Tolstoy’s Prescient Critique of Postmodern Sexual Ethics https://mosaicmagazine.com/picks/arts-culture/2020/10/tolstoys-prescient-critique-of-postmodern-sexual-ethics/

October 28, 2020 | Joshua Pauling
About the author:

In Anna Karenina, Leo Tolstoy tells the story of the adulterous romance between the title character and the dashing Alexei Vronsky. Experiencing true love for the first time, Karenina leaves her stifling marriage to a religious, conservative, and cruel husband, while Vronsky leaves behind his life of womanizing. Yet not all is happy in the relationship between these two consenting adults. Joshua Pauling sees in the novel a powerful corrective to Western morality in the era after the sexual revolution:

Several of the book’s main characters reject marital and familial commitments, and their choices leave themselves and their families deeply broken. Vronsky and Anna’s affair, with its unrestrained and disordered desire, ultimately consumes them both, as Vronsky confesses: “As a man, I’m a wreck, [stuck in] a wholly useless remorse never to be effaced.”

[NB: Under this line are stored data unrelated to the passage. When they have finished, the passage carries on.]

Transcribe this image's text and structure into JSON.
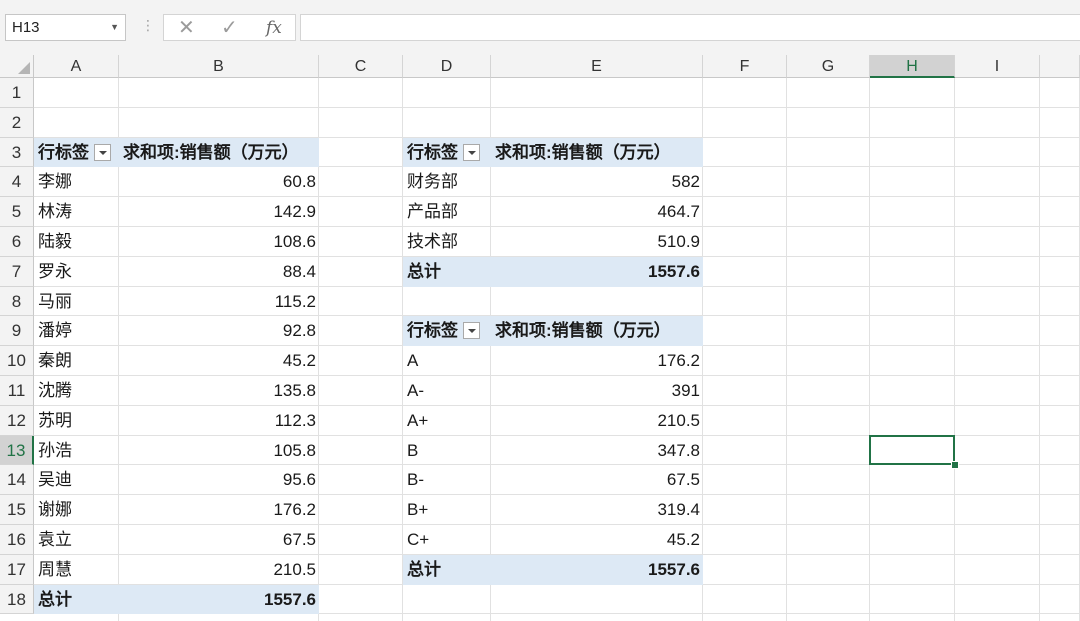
{
  "formula_bar": {
    "name_box": "H13",
    "cancel_symbol": "✕",
    "enter_symbol": "✓",
    "fx_label": "fx",
    "formula": ""
  },
  "columns": [
    "A",
    "B",
    "C",
    "D",
    "E",
    "F",
    "G",
    "H",
    "I"
  ],
  "rows": [
    "1",
    "2",
    "3",
    "4",
    "5",
    "6",
    "7",
    "8",
    "9",
    "10",
    "11",
    "12",
    "13",
    "14",
    "15",
    "16",
    "17",
    "18"
  ],
  "active_cell": {
    "column": "H",
    "row": "13"
  },
  "accent_color": "#217346",
  "band_color": "#dde9f5",
  "pivot_by_name": {
    "header_label": "行标签",
    "header_value": "求和项:销售额（万元）",
    "rows": [
      {
        "label": "李娜",
        "value": "60.8"
      },
      {
        "label": "林涛",
        "value": "142.9"
      },
      {
        "label": "陆毅",
        "value": "108.6"
      },
      {
        "label": "罗永",
        "value": "88.4"
      },
      {
        "label": "马丽",
        "value": "115.2"
      },
      {
        "label": "潘婷",
        "value": "92.8"
      },
      {
        "label": "秦朗",
        "value": "45.2"
      },
      {
        "label": "沈腾",
        "value": "135.8"
      },
      {
        "label": "苏明",
        "value": "112.3"
      },
      {
        "label": "孙浩",
        "value": "105.8"
      },
      {
        "label": "吴迪",
        "value": "95.6"
      },
      {
        "label": "谢娜",
        "value": "176.2"
      },
      {
        "label": "袁立",
        "value": "67.5"
      },
      {
        "label": "周慧",
        "value": "210.5"
      }
    ],
    "total_label": "总计",
    "total_value": "1557.6"
  },
  "pivot_by_department": {
    "header_label": "行标签",
    "header_value": "求和项:销售额（万元）",
    "rows": [
      {
        "label": "财务部",
        "value": "582"
      },
      {
        "label": "产品部",
        "value": "464.7"
      },
      {
        "label": "技术部",
        "value": "510.9"
      }
    ],
    "total_label": "总计",
    "total_value": "1557.6"
  },
  "pivot_by_grade": {
    "header_label": "行标签",
    "header_value": "求和项:销售额（万元）",
    "rows": [
      {
        "label": "A",
        "value": "176.2"
      },
      {
        "label": "A-",
        "value": "391"
      },
      {
        "label": "A+",
        "value": "210.5"
      },
      {
        "label": "B",
        "value": "347.8"
      },
      {
        "label": "B-",
        "value": "67.5"
      },
      {
        "label": "B+",
        "value": "319.4"
      },
      {
        "label": "C+",
        "value": "45.2"
      }
    ],
    "total_label": "总计",
    "total_value": "1557.6"
  }
}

The book also explores how sexual liberation affects children. To Vronsky, “a man is in duty bound to live for himself, as every man of culture should live,” and children are inconveniences that should not “prevent their parents from enjoying life.”

As Anna and Vronsky begin their affair, Anna’s son Seryozha haunts them. Vronsky often notices the child’s “bewildered glance fixed upon him, . . . as though the child felt that between this man and his mother there existed some important bond, the significance of which he could not understand.” Despite being pricked in their consciences by Seryozha, they refuse to reorder their desires; instead they flee to Italy. Seryozha becomes a casualty of their self-serving love.

Alongside Vronsky and Anna’s libertine relationship, Tolstoy portrays a contrasting experience of marriage and family through the character of Konstantin Levin. Levin’s thoughts on marriage are quite different from those of his aristocratic friends. Levin was “so far from conceiving of love for woman apart from marriage that he positively pictured to himself first the family, and only secondarily the woman who would give him a family.” While the [members of Vronsky’s urbane and aristocratic circle] saw marriage as a life accessory, “for Levin it was the chief affair of life, on which its whole happiness turned.”